Co-innovation is essential for business success in the digital era

Published: 24 September 2020 - midnight

Every company in every industry is facing digital disruption as digital empowers new competitors to do things better, faster and cheaper. Enterprises need to be on the lookout for new ways to create new value for their customers and to capture new value for their business with better digitised operational processes that result in higher margins. They need to be agile, because changing market conditions mean that they’re almost always trying to hit a moving target.

In the past, companies closely guarded their ideas, innovations and intellectual property, keeping new concepts away from curious third parties. They developed their ideas in isolation, built a prototype and then took it to market.

Today, co-innovation is essential for success in the digital era.
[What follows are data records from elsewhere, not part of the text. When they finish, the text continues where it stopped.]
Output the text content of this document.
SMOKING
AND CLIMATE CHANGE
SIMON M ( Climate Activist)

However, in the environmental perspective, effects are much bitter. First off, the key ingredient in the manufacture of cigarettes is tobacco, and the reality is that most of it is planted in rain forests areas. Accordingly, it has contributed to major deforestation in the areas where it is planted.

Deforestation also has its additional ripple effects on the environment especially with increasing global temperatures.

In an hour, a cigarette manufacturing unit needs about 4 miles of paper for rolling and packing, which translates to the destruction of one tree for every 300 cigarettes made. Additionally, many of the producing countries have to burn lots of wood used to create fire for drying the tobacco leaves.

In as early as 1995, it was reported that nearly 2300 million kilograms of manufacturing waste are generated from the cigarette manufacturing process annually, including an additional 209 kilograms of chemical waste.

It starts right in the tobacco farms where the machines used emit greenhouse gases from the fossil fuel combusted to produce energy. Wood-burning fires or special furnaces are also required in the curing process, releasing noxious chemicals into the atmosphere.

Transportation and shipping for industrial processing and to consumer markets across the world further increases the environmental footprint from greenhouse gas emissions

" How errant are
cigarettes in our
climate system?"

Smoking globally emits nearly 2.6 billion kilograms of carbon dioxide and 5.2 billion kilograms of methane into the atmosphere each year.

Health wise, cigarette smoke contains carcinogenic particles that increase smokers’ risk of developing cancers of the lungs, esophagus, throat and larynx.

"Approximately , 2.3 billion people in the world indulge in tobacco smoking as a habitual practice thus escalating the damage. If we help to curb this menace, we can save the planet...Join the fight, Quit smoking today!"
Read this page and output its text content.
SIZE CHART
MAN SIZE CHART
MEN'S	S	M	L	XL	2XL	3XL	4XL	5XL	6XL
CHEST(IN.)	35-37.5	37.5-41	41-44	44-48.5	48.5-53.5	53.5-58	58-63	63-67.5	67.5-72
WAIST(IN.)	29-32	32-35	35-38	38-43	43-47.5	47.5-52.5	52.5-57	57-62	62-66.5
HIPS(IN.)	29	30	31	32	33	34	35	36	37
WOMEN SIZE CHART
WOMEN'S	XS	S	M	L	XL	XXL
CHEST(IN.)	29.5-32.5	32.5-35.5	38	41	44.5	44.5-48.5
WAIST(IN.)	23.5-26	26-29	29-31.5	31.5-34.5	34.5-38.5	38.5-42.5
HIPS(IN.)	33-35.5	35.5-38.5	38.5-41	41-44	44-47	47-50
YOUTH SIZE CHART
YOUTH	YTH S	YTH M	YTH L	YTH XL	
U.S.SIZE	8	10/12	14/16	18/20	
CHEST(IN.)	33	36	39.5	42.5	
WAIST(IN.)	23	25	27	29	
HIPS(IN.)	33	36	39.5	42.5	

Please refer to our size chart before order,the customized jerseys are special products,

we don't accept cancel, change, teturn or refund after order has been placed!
Smart companies have realised they can no longer innovate in a vacuum. The cross-pollination of ideas with organisations from other industries, of different sizes and stages of maturity – in addition to input from the end-customer or end-user – is now essential. It brings in new thinking, knowledge and skills that can lead to genuinely disruptive ideas that an enterprise can turn into real world innovations.

Insights for new innovations can be found in data

The key to success lies in all the data that a company already holds and can access from their ecosystem and public sources. It enables them to uncover insights into how customers make particular purchasing decisions or why a business process is taking longer than expected. The advantage of a co-innovation program with partners, suppliers and customers is that it creates access to more data than ever before.

These advances wouldn’t happen without the right co-innovation ecosystem and governance framework.

At the same time, it’s important to have a structured approach to innovation. Research by Accenture shows companies with extensive innovation governance achieve twice the revenue growth of those that don’t. With an effective digital innovation process that directs innovation efforts strategically, it’s possible to turn these investments into profitable growth.

According to International Data Corporation (IDC), spending on Internet of Things (IoT) technologies in the Middle East and Africa (MEA) region will accelerate and reach $17.63 billion by 2023 as governments and businesses increase their investments in Digital Transformation projects and further development of innovative industry-specific solutions.

As an example, we have announced the successful completion of a co-innovation pilot project with our customer De Beers Marine South Africa – a division of De Beers, the world’s leading diamond company. We jointly installed and tested a customised IoT solution to provide geofencing to maintain safe working distances for crew around the heavy machinery involved in marine diamond mining operations.

The IoT pilot was developed in response to De Beers’ ‘zero harm’ objectives and De Beers Group Technology SA is exploring additional applications, while we are now interested in developing other applications across different industry sectors as IIoT (Industrial Internet of Things) gains traction. For example, we have a number of potential applications in the mining sector in Africa, in the oil & gas sector in the Middle East, and the maritime sector is also undergoing rapid digital transformation.

What is innovation?

At Orange, we define innovation as the process of creating value for consumers, businesses or society as a whole by applying fresh solutions to meaningful problems. This can include creating new products, services or business models. Innovation is about more than having an idea or coming up with a concept. It also requires the commitment to follow through and execute the idea, by scaling it in the real world and ensuring it works reliably over time to deliver benefits that people can enjoy.

What is co-innovation?

Co-innovation ecosystems incentivise external resources to focus on a goal or mission. Technology has become so specialised that nobody can afford to do everything at the highest level, and companies have to partner with specialists to achieve results. Businesses are increasingly looking to suppliers, vendors, end-users, consumers, partner organisations, university labs and independent inventors for new ideas and insights.

The general trend is for the sharing of risk and rewards by all parties in a tightly-defined contractual arrangement that covers topics such as IP (Intellectual Property) rights. At Orange, we have a co-innovation board and investment fund to assess opportunities to co-innovate with our customers in areas where our capabilities and aspirations overlap.

Creating a balanced co-innovation portfolio

It’s important to have a portfolio of innovations that will have an impact over three different time frames or horizons. Incremental innovations that improve an existing product, service or business process. Adjacent innovations that extend your current competencies into new, related markets. And disruptive or breakthrough innovations that change the nature of your industry and addresses unmet needs.

Not everything has to be a breakthrough idea. In fact, it is preferable to have a balanced pipeline of big and small ideas if this meets a company’s needs. According to the Benchmarking Innovation Impact 2020 report by KPMG, companies spend 48 per cent of their efforts on incremental innovation, and 26 per cent each on adjacent innovation and transformational innovation.

Companies focusing exclusively on exciting, transformative innovations risk losing their business edge to current competitors who are using incremental innovations to improve their operations right now.

So, to be competitive in the market tomorrow, you need a diverse range of strong prospects in the co-innovation pipeline today.